Other persistent gaps remain. For example, sectors under the EU’s Effort Sharing Regulation – covering domestic transport, buildings, agriculture, small industry and waste – are projected to reduce emissions by 38% by 2030, falling below the 40% target. These sectors account for almost 60% of the bloc’s domestic emissions. It was noted that updated NECPs place a stronger focus on decarbonising transport and buildings compared to earlier drafts. Meanwhile, the land sector remains off track, failing to meet its goal of removing an extra 42 million mt of CO2 by 2030. Carbon storage in land has declined in recent years and is unlikely to recover.

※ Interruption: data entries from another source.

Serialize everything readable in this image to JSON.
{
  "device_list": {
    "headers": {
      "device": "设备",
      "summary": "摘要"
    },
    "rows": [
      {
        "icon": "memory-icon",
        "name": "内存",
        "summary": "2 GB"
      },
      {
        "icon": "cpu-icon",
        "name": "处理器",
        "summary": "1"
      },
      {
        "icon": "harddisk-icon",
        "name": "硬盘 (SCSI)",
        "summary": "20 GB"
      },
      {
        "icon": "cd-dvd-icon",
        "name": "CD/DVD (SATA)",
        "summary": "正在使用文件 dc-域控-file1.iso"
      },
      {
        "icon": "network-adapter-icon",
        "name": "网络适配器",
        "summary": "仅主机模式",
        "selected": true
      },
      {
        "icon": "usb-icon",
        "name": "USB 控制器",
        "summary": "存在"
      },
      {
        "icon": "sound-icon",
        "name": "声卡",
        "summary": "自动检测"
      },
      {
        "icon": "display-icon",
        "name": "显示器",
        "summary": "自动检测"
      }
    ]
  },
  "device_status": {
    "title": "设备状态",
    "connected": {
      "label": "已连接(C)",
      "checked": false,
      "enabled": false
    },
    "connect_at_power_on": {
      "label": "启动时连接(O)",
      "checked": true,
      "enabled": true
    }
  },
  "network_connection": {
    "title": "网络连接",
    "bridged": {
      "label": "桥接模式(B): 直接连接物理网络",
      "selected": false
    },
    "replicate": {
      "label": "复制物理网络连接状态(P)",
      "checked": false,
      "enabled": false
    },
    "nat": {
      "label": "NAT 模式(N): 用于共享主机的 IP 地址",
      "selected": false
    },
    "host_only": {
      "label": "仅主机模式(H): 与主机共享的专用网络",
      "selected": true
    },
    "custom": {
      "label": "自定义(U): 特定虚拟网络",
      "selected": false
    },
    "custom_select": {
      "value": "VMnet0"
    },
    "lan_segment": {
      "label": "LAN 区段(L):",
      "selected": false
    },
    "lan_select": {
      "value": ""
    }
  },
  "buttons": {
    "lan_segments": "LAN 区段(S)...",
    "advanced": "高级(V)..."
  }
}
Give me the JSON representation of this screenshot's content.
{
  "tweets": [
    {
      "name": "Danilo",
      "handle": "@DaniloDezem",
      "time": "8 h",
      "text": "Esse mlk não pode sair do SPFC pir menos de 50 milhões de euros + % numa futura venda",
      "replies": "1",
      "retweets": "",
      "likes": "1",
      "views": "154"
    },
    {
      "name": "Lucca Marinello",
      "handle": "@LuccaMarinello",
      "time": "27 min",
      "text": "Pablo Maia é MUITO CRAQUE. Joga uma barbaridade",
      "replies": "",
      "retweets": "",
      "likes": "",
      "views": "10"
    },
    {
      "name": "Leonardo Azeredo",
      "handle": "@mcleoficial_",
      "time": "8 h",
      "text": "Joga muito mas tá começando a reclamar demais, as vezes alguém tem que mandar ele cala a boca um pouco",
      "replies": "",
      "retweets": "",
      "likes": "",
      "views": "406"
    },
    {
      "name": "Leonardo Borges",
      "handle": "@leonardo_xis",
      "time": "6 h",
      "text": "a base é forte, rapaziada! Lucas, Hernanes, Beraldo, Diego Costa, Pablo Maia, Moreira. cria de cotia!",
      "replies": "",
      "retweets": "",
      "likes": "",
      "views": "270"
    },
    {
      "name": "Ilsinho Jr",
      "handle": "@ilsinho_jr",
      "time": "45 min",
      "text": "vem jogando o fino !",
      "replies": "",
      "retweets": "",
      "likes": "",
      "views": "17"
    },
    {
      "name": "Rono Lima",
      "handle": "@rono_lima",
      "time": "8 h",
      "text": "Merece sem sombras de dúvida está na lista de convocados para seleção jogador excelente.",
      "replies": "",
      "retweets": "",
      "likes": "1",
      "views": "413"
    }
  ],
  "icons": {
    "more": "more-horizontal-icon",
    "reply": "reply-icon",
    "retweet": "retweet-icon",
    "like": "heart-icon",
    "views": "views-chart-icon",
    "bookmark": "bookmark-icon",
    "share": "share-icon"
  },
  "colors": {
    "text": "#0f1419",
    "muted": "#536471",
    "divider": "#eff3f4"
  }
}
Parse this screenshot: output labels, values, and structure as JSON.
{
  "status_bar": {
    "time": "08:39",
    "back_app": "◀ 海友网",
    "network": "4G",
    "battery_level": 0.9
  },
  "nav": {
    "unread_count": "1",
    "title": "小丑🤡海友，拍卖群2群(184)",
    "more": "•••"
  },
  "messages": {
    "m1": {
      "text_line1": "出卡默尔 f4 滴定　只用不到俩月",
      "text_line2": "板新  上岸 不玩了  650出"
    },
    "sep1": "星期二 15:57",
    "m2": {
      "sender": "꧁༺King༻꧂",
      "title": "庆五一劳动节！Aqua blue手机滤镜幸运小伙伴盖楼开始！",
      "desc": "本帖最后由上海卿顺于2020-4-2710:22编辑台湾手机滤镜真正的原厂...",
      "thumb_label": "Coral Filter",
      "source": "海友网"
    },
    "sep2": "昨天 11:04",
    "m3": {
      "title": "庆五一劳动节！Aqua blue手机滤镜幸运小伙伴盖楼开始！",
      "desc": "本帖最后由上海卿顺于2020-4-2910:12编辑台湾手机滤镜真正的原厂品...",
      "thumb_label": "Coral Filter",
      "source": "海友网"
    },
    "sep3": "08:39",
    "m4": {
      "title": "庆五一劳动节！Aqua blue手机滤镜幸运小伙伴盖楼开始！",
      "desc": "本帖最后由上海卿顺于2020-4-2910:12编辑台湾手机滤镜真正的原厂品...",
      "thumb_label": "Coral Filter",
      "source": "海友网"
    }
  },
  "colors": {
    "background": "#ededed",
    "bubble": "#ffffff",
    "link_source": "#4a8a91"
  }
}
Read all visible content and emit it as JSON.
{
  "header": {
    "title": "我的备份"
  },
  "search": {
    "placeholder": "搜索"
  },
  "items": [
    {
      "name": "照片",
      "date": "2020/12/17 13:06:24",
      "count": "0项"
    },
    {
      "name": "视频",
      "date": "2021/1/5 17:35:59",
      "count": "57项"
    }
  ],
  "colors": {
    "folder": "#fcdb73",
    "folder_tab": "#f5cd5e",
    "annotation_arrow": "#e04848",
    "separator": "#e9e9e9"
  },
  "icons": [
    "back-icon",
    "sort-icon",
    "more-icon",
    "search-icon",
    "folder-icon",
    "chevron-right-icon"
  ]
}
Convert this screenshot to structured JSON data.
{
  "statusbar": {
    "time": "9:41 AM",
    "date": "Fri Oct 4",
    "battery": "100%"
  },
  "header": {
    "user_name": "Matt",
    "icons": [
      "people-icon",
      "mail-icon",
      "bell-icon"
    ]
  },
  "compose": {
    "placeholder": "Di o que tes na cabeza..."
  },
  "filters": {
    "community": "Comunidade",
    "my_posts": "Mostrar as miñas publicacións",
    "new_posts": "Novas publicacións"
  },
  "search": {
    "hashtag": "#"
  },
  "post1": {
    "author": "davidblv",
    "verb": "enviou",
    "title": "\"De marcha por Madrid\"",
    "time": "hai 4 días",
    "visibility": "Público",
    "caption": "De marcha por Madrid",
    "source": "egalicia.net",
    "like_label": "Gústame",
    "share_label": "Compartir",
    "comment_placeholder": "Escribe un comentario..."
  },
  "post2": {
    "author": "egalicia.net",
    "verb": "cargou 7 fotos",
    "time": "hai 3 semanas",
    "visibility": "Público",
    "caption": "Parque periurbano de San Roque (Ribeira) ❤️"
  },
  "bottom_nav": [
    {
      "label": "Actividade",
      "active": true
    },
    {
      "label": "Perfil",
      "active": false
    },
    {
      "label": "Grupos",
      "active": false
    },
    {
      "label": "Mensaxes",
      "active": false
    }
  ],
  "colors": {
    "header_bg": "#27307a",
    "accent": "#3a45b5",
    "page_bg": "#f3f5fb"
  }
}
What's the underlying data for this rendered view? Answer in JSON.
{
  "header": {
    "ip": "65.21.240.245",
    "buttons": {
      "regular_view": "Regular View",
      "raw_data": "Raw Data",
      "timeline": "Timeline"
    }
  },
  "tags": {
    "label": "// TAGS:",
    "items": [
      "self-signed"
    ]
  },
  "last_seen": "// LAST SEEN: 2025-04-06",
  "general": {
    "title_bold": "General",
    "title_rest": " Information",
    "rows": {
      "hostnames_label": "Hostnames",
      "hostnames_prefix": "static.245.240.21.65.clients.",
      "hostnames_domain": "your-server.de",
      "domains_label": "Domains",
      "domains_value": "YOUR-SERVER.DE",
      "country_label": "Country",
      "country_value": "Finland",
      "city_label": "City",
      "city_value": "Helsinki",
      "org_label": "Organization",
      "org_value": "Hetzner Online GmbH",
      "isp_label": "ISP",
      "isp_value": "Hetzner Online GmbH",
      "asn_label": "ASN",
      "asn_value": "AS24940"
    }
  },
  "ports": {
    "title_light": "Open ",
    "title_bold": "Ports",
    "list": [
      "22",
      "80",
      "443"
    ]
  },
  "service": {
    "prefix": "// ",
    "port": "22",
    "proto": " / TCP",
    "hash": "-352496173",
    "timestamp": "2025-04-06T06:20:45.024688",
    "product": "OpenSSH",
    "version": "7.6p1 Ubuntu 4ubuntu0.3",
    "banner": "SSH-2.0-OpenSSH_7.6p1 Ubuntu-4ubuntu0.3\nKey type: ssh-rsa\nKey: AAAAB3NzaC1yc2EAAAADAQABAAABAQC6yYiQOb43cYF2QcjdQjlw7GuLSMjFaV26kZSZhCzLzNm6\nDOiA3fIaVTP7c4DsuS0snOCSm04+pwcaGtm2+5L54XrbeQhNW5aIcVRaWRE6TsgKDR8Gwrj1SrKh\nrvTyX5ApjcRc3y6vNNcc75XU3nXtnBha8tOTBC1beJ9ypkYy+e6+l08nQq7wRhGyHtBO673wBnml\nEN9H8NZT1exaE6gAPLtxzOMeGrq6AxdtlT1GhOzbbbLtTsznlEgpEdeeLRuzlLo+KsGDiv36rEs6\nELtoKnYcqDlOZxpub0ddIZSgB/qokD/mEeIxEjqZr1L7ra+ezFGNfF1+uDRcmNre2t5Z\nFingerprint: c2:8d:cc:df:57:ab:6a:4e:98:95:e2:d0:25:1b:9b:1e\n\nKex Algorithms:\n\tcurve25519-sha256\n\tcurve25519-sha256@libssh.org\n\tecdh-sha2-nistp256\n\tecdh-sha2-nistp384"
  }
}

The next steps towards the EU’s 2050 net zero goal are set to be unveiled on 2 July after months of delays. The Commission’s 2040 targets will include setting an ambitious goal to reduce emissions by 90% from 1990 levels. However, to ease mounting political resistance, the proposal will include flexibilities, such as allowing countries to meet part of the target through international carbon credits or setting softer obligations for domestic industries. Already, opinion is divided, with countries such as Finland and Denmark supporting the 90% target and others, including Italy and the Czech Republic, opposed.
The proposal to allow carbon credits from developing countries has been heavily criticised by EU science advisors. The board warns that outsourcing emissions cuts would undermine domestic climate action and competitiveness. Their report stresses that the 90% target must be met domestically and insists that relying on credits risks may weaken environmental integrity and delay the green transition. To maintain credibility and secure political backing, Brussels may be forced to tighten the 2040 targets – or risk eroding trust in the EU’s climate leadership.